By multiplying your SSO P60 MACD by 4 I have a phase indicator on my 15 min chart. I will close all positions when it goes into DIS if I don't get stopped out 1st.
Yday I listed Linda's 12 Rules for Swing Trading. #4 caught my attention as I noted. It says, "The larger the market gaps, the greater the odds of continuation and a trend."
The more I thought about it last night the more I realized how true it was for the one simple reason that I have observed and talked about many times. Almost all the market gaps come during Wave 3 and many times early in the wave. Therefore the odds of a continuation of the trend in very good as she stated. And as I have talked about many times, wave 3 is the only must trade wave, all the others are optional.
Looking at the current SSO chart, what I believe is w3 has already had 2 gaps, on the 28th and 29th to start the wave. Then we had a big gap today in what I think is w5, but could it still be w3? We will be able to answer that question later.

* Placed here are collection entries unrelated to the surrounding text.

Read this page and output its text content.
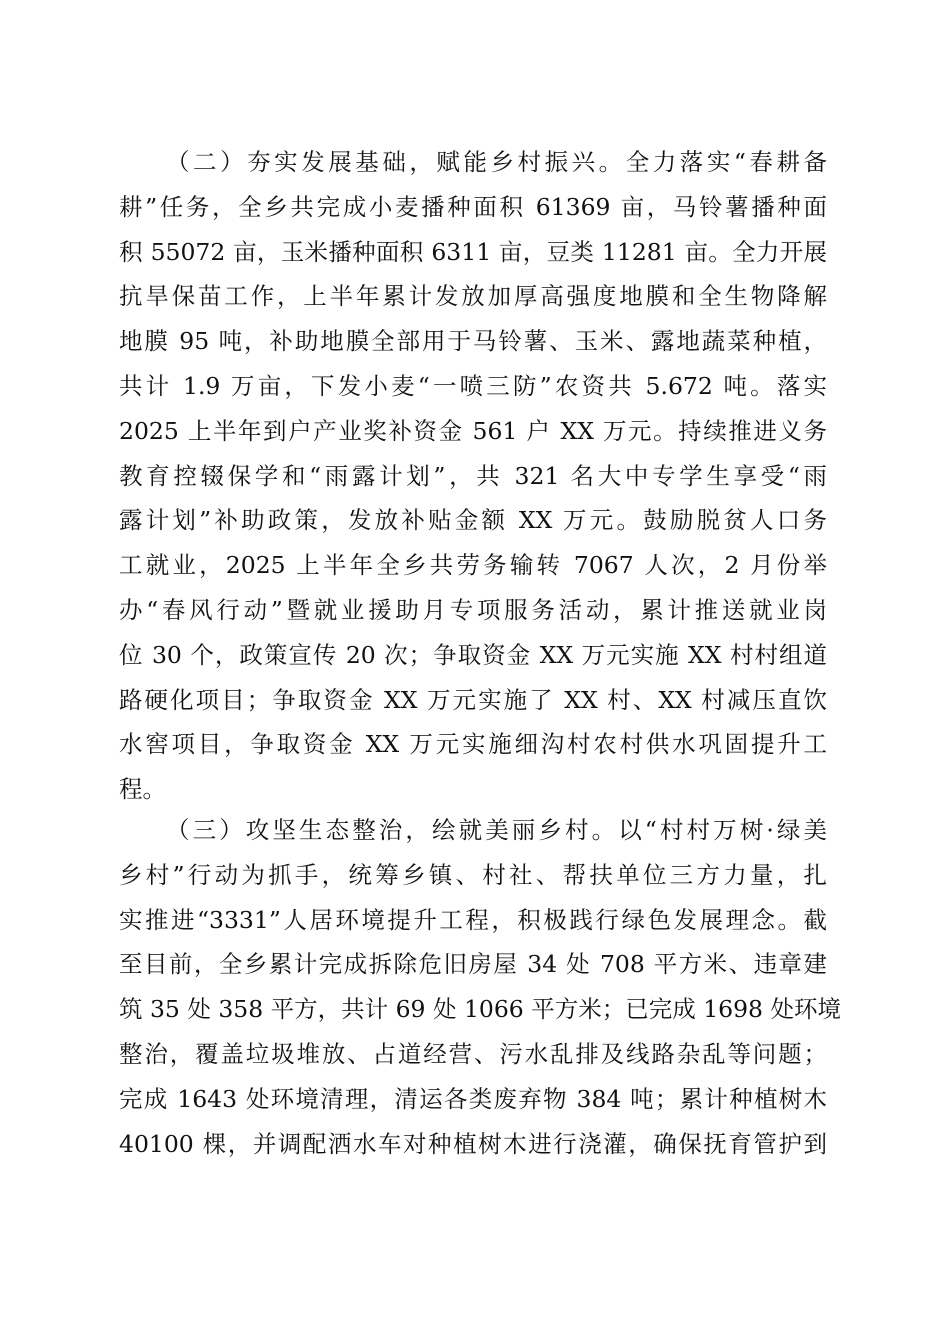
（二）夯实发展基础，赋能乡村振兴。全力落实“春耕备
耕”任务，全乡共完成小麦播种面积 61369 亩，马铃薯播种面
积 55072 亩，玉米播种面积 6311 亩，豆类 11281 亩。全力开展
抗旱保苗工作，上半年累计发放加厚高强度地膜和全生物降解
地膜 95 吨，补助地膜全部用于马铃薯、玉米、露地蔬菜种植，
共计 1.9 万亩，下发小麦“一喷三防”农资共 5.672 吨。落实
2025 上半年到户产业奖补资金 561 户 XX 万元。持续推进义务
教育控辍保学和“雨露计划”，共 321 名大中专学生享受“雨
露计划”补助政策，发放补贴金额 XX 万元。鼓励脱贫人口务
工就业，2025 上半年全乡共劳务输转 7067 人次，2 月份举
办“春风行动”暨就业援助月专项服务活动，累计推送就业岗
位 30 个，政策宣传 20 次；争取资金 XX 万元实施 XX 村村组道
路硬化项目；争取资金 XX 万元实施了 XX 村、XX 村减压直饮
水窖项目，争取资金 XX 万元实施细沟村农村供水巩固提升工
程。
（三）攻坚生态整治，绘就美丽乡村。以“村村万树·绿美
乡村”行动为抓手，统筹乡镇、村社、帮扶单位三方力量，扎
实推进“3331”人居环境提升工程，积极践行绿色发展理念。截
至目前，全乡累计完成拆除危旧房屋 34 处 708 平方米、违章建
筑 35 处 358 平方，共计 69 处 1066 平方米；已完成 1698 处环境
整治，覆盖垃圾堆放、占道经营、污水乱排及线路杂乱等问题；
完成 1643 处环境清理，清运各类废弃物 384 吨；累计种植树木
40100 棵，并调配洒水车对种植树木进行浇灌，确保抚育管护到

So yes I very much agree with her statement. But I thought I would look at it from a day trader standpoint. Can the gaps be traded for the day only?
So to do this I used SSO as a database from Jan 2, 2015 to Jul 6, 2016, but only looking at upward gaps. I defined a gap as an open higher than the high of the previous day.
So here are my data:
I drew three conclusions:
1. The smaller the gap the higher probability it will get filled. Duh! 2. After the initial gap opening there seems to not much else left for a gain except for the .50 to 1% gaps. The average previous close to gap opening is 1.48%, the total gain for the day is 2.26%, leaving a gain of .78% for trading from the open to close. 3. Within this sweet spot there was about 1 trade per month. This is too small for me to deal with. I would rather put my energies in trading the swings and especially wave 3's.
Many times I have seen gaps fade only to start climbing again. A lot of traders like to trade these fads, but it is difficult to time from my experience.